Reichenbach Feuerwehrchefs, die GtO-Geschäftsführerin, Kreisumweltamt und Bürgermeister sprechen erstmals Klartext - manche mehr, manche weniger.
Zur Alarmierung
Gerüchte besagten, dass in besagter Halle die Alarmanlage defekt war, weshalb sie ganz ausgeschalten wurde. Sie kenne die Gerüchteküche, aber dieses mit der Alamanlage sei falsch, denn: In Halle 1 habe es gar keine Brandmeldeanlage gegeben, lediglich in der benachbarten Halle 2, sagt GtO-Geschäftsführerin Katrin Möckel. Damit habe man nicht gegen geltende Sicherheitsauflagen verstoßen, man habe alle Auflagen des Bundesimmissionsschutzgesetztes erfüllt. Zumindest galt das 2004, dem Baujahr der Halle, erklärt die GtO-Chefin.
Die Schadstoffe
"Wir arbeiten mit Salzsäure, Salpetersäure, Natronlauge", gibt Katrin Möckel Einblick in den Galvanisierungsprozess. 300 Kubikmeter flüssige Säuren plus Feststoffe befanden sich zum Zeitpunkt des Brandes in der Halle, respektive in zwei Behältern, die aufgrund der großen Hitze geschmolzen und bisher unbekannte Verbindungen eingegangen sind. Die flüssigen Chemikalien haben sich mit Löschwasser vermischt und sind zu Teilen in die Regen- und Schmutzwasserkanäle der Firma und auf die Straßen am "Kalten Feld"gelangt. Der Abwasserzweckverband (ZWAV) habe den Abfluss der beiden im Gewerbegebiet liegenden Regenbecken rechtzeitig abgeschiebert, so dass das Chemikaliengemisch und kontaminierte Löschwasser nicht habe in den Schmalzbach gelangen können. Noch immer nicht haben die kriminaltechnischen Untersuchungen beginnen können, da sich in der Halle immer noch Schadstoffe befinden. Die sich in den Regenbecken gesammelten Schadstoffe werden in Behälter abgepumpt und in eine Entsorgungsfirma nach Bitterfeld verbracht, so Umweltfachamtleiter Tobias Pohl. Wann die Kripo endlich tätig werden kann und die Schadstoffe abtransportiert werden, dazu wird kein Zeitpunkt genannt.

Die Proben
In einer nicht näher zu beziffernden Anzahl von Luftproben habe man laut Pohl Salzsäuresubstanzenermittelt. Das betrifft hauptsächlich Proben, die unmittelbar am Brandherd entnommen wurden. Bodenproben wurden fünf zwischen Heinsdorfergrund, Lengenfeld, Schönbrunn und Waldkirchen genommen. Hier liegen noch keine Ergebnisse vor. Ausnahme: Die Sandkastenprobe aus der Kita. Beprobt wurden Futtermittel, eine Eier- und eine Honigprobe bei Landwirten bzw. einem Imker. Gefährliche Gase, wie Dioxine, PAK (Polycyclische aromatische Kohlenwasserstoff), PCB seien nicht enthalten, so Pohl.

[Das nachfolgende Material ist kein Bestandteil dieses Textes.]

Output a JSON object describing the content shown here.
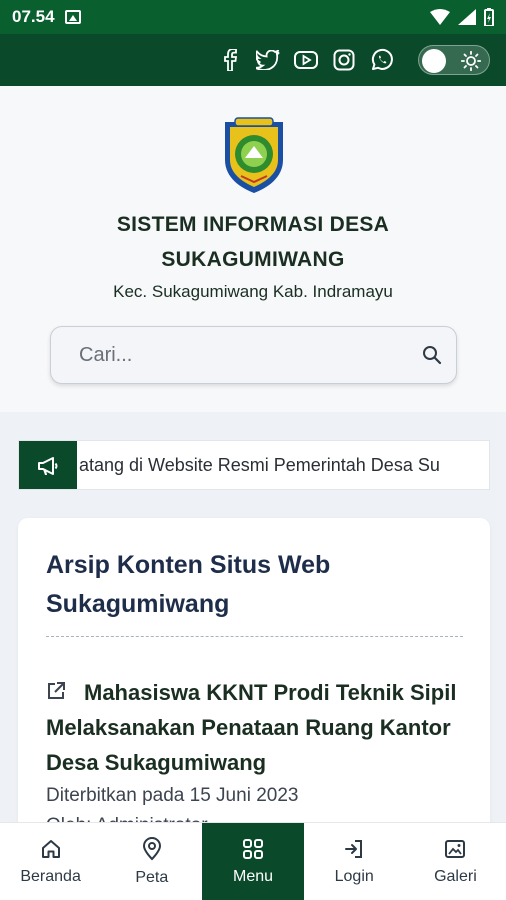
{
  "status_bar": {
    "time": "07.54"
  },
  "social": [
    "facebook-icon",
    "twitter-icon",
    "youtube-icon",
    "instagram-icon",
    "whatsapp-icon"
  ],
  "site": {
    "title_line1": "SISTEM INFORMASI DESA",
    "title_line2": "SUKAGUMIWANG",
    "subtitle": "Kec. Sukagumiwang Kab. Indramayu"
  },
  "search": {
    "placeholder": "Cari..."
  },
  "ticker": {
    "text": "atang di Website Resmi Pemerintah Desa Su"
  },
  "card": {
    "title": "Arsip Konten Situs Web Sukagumiwang",
    "article": {
      "title": "Mahasiswa KKNT Prodi Teknik Sipil Melaksanakan Penataan Ruang Kantor Desa Sukagumiwang",
      "date": "Diterbitkan pada 15 Juni 2023",
      "author": "Oleh: Administrator"
    }
  },
  "bottom_nav": [
    {
      "label": "Beranda",
      "icon": "home-icon"
    },
    {
      "label": "Peta",
      "icon": "map-pin-icon"
    },
    {
      "label": "Menu",
      "icon": "grid-icon",
      "active": true
    },
    {
      "label": "Login",
      "icon": "login-icon"
    },
    {
      "label": "Galeri",
      "icon": "gallery-icon"
    }
  ],
  "colors": {
    "primary": "#0a4a2a",
    "status": "#0a5f2f",
    "title": "#1e2d4a"
  }
}
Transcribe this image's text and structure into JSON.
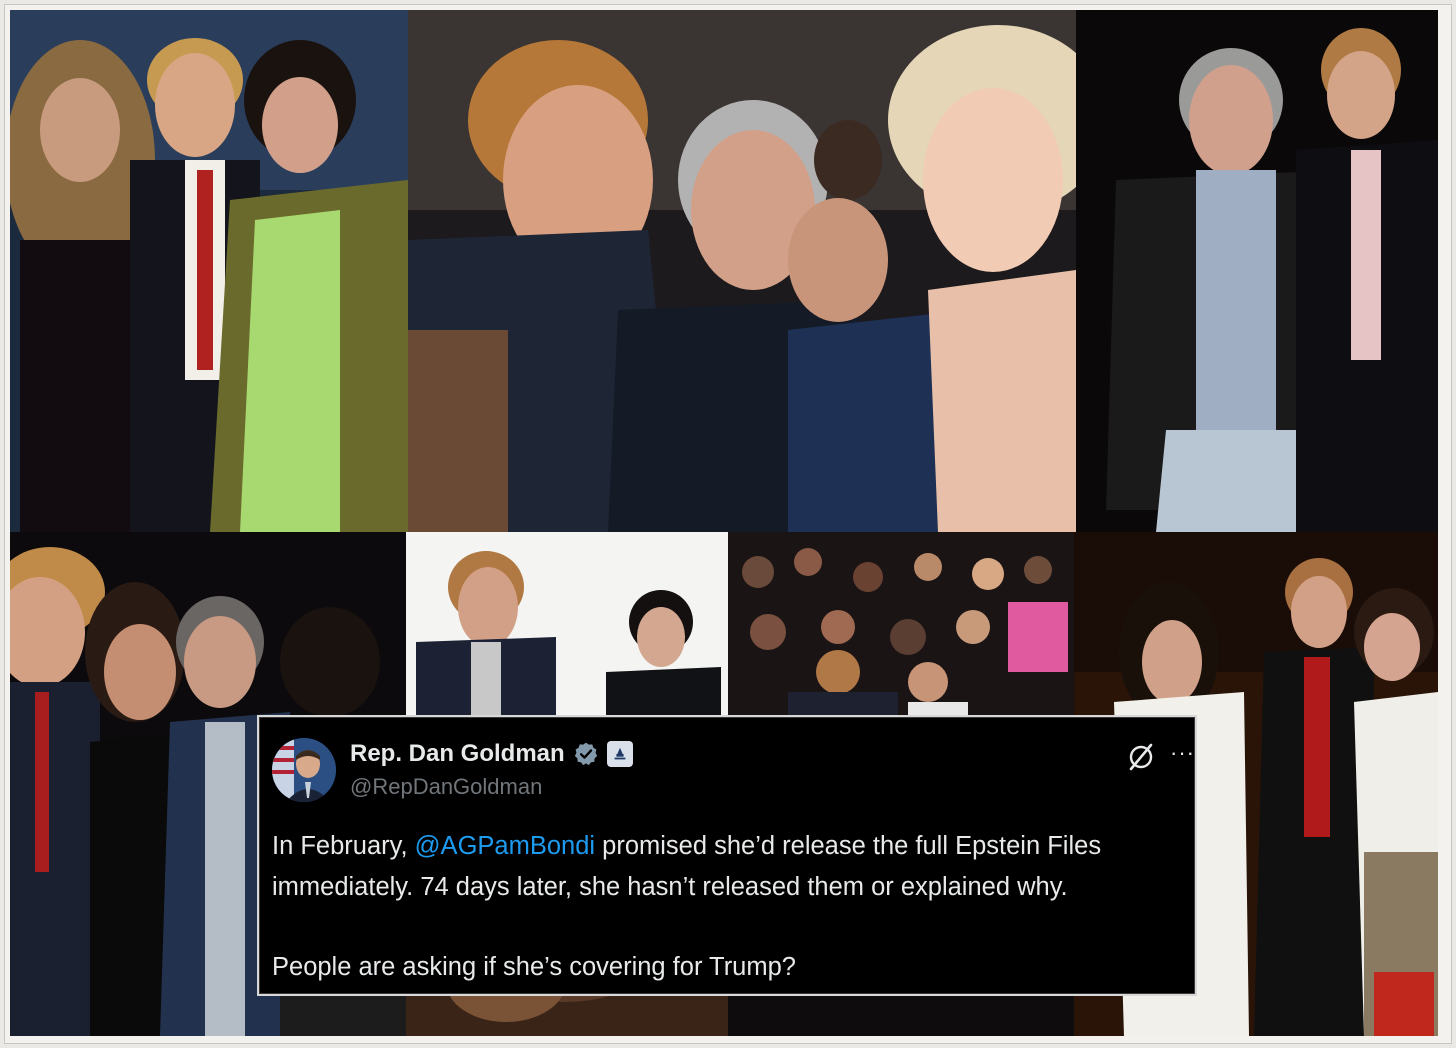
{
  "collage": {
    "photos": [
      {
        "id": "photo-1"
      },
      {
        "id": "photo-2"
      },
      {
        "id": "photo-3"
      },
      {
        "id": "photo-4"
      },
      {
        "id": "photo-5"
      },
      {
        "id": "photo-6"
      },
      {
        "id": "photo-7"
      }
    ]
  },
  "tweet": {
    "display_name": "Rep. Dan Goldman",
    "handle": "@RepDanGoldman",
    "badges": [
      "verified-icon",
      "government-badge-icon"
    ],
    "menu_icons": [
      "grok-icon",
      "more-icon"
    ],
    "more_label": "···",
    "body": {
      "line1_prefix": "In February, ",
      "mention": "@AGPamBondi",
      "line1_suffix": " promised she’d release the full Epstein Files immediately. 74 days later, she hasn’t released them or explained why.",
      "line2": "People are asking if she’s covering for Trump?"
    },
    "colors": {
      "background": "#000000",
      "text": "#e7e9ea",
      "secondary": "#71767b",
      "mention": "#1d9bf0",
      "verified": "#829aab"
    }
  }
}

Die Anzahl von nur fünf Proben, das sei nicht zu wenig. Mehr seien nicht nötig.
Die Kameraden
32 Kameraden wurden beim Einsatz verletzt. Wegen Erschöpfung, Hitze, Dehydrierung - und, wie sich im Nachgang herausstellte, weil einige von ihnen ätzende Gase eingeatmet hatten. Betroffen waren aus der Lengenfelder Wehr 13 Kameraden, weitere aus Reichenbach und Heinsdorfergrund. Vier seien noch krankgeschrieben, so Lengenfelds Bürgermeister Volker Bachmann. Ätzende Stoffe eingeamtet hatten zu Teilen jene, die keinen Atemschutz trugen, so Einsatzleiter und Heinsdorfer Wehrleiter Falk Reinhold. Gefragt wurde, weshalb nicht alle Kameraden mit Atemschutz ausgestattet waren. "Wir haben nicht genug Leute, die dafür ausgebildet sind und nicht jeder ist gesundheitlich in der Lage, Atemschutz zu tragen. Und es fehlen halt auch die Mittel", so Reinhold.

Die Mitarbeiter
150 Leute beschäftigt die Gt0. "Der Wiederaufbau dieser Halle ist nicht möglich, aber es ist unsere Vision, so schnell wie möglich eine neue Halle zu errichten", so Katrin Möckel. In der vorigen Woche wurde immerhin die Produktion in Halle 2 wieder aufgenommen. Von den Mitarbeitern wurde keiner verletzt, aber einige seien durch den Vorfall geschockt und krankheitsbedingt ausgefallen. Auch wenn ein Teil der Produktion lahm liegt, verliere keiner seinen Arbeitsplatz, alle Mitarbeiter werden bezahlt. Ein Viertel der Arbeiter werden per betriebseigenem Shuttle täglich in den Schwesternbetrieb Döbeln gefahren. Ob es in Döbeln eine Brandmeldeanlage gibt, darauf gab Möckel keine Antwort.